10PK Het leven der auto's: een Russische roman over uitbuiting
Door Sien - 17/02/2022
[Content warning: Dit artikel bevat een bespreking van een boek dat verouderd en racistisch taalgebruik bevat.]
Er zijn heel wat boeken geschreven met auto’s in de hoofdrol. De Standaard publiceerde niet zo lang geleden nog een lijstje met zeven boeken over auto’s. Als reporter voor KOELSTOF beschouw ik het als mijn job om van de platgetreden literaire paden af te wijken en mijn trouwe lezerspubliek te voorzien van leesadvies voor de meerwaardezoeker. Als een baggermachine in een bruinkoolmijn heb ik mijn brein afgegraven op zoek naar het perfecte boek voor dit eerste themanummer van KOELSTOF. Nu moet ik toegeven dat ik nooit een autonerd ben geweest en dat ik niet bepaald betoverd wordt door het weerkaatsen van de zon in pas opgeblonken carrosserie. Een droog boek over auto’s zocht ik dus… Plots schoot het mij te binnen, zoals Elon Musk door zijn hyperloop: 10P.K. Het leven der auto’s van Ilja Ehrenburg.

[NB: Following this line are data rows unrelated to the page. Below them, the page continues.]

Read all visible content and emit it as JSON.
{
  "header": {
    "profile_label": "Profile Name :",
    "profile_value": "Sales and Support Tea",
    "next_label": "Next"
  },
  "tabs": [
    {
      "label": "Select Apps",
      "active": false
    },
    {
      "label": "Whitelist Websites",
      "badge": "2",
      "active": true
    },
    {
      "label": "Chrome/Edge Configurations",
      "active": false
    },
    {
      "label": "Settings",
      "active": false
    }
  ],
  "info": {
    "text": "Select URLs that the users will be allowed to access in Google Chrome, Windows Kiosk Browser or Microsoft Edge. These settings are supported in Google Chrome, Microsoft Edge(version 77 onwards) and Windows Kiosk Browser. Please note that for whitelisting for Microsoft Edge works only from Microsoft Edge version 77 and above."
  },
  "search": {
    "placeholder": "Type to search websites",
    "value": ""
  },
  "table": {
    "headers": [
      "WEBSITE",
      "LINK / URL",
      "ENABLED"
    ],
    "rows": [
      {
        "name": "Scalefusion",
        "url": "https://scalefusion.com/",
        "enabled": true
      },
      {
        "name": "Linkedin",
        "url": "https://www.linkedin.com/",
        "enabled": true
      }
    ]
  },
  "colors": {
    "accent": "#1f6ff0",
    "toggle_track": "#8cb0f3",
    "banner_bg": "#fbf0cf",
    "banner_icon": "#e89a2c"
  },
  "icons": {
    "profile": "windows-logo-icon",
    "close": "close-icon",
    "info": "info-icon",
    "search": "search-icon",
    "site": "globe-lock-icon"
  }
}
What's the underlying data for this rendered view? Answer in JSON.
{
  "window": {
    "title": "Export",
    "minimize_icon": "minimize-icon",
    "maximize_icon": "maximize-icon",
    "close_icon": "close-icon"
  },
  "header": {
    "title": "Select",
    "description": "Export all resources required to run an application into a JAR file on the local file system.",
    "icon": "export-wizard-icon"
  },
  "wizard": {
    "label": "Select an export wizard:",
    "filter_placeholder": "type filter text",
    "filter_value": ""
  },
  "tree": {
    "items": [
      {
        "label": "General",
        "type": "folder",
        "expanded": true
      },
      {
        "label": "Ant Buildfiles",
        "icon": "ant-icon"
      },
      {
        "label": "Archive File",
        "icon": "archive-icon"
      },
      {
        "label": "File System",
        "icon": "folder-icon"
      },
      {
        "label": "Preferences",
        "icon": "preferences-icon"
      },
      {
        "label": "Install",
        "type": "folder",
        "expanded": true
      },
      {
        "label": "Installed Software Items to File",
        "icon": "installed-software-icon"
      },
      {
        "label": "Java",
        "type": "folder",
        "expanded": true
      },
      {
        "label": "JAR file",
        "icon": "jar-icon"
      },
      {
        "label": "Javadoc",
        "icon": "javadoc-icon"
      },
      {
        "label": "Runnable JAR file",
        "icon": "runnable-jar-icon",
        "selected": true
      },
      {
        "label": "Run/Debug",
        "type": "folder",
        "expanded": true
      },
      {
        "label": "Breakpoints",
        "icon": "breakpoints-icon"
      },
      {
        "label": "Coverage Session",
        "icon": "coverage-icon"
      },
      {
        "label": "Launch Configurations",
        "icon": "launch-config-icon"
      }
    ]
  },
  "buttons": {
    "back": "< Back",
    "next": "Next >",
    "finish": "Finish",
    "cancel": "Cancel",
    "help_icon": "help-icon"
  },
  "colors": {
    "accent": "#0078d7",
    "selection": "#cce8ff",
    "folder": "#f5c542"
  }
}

De literaire invloed van Het leven der auto’s
Hoewel Ehrenburg momenteel niet bepaald een huishoudnaam is, was deze Russische schrijver begin jaren dertig niet weg te denken uit het Nederlandse literaire debat. In 1929 bracht Ehrenburg 10 P.K. Het leven der auto’s uit. Een jaar later werd het boek vertaald in het Nederlands en het Duits. Het werd de grote internationale doorbraak van Ehrenburg. Het boek had een enorme impact op de ontwikkeling van de nieuwe zakelijkheid in de Nederlandse literatuur, zoals Hans Anten aantoont in zijn boek Van realisme naar zakelijkheid (1982). Hij citeert het essay Ehrenburg maakt school van de invloedrijke Nederlandse schrijver Menno Ter Braak:
“Voor de litteratuur-historici van het jaar 2000 - en trouwens reeds daarvoor - die er zich toe gaan zetten om uit te maken, welke figuren de Nederlandse letterkunde van 1933 en omgeving hebben beheerst, zal één naam met reclameachtige duidelijkheid aanstonds naar voren springen: Ilja Ehrenburg. Als deze litteratuur-historici een scherpe neus hebben, zullen zij in die letterkunde twee tijdvakken kunnen onderscheiden: het tijdvak vóór en het tijdvak ná het verschijnen van Het leven der Auto's, het boek, waarmee Ehrenburg bij ons eigenlijk pas goed carrière heeft gemaakt”.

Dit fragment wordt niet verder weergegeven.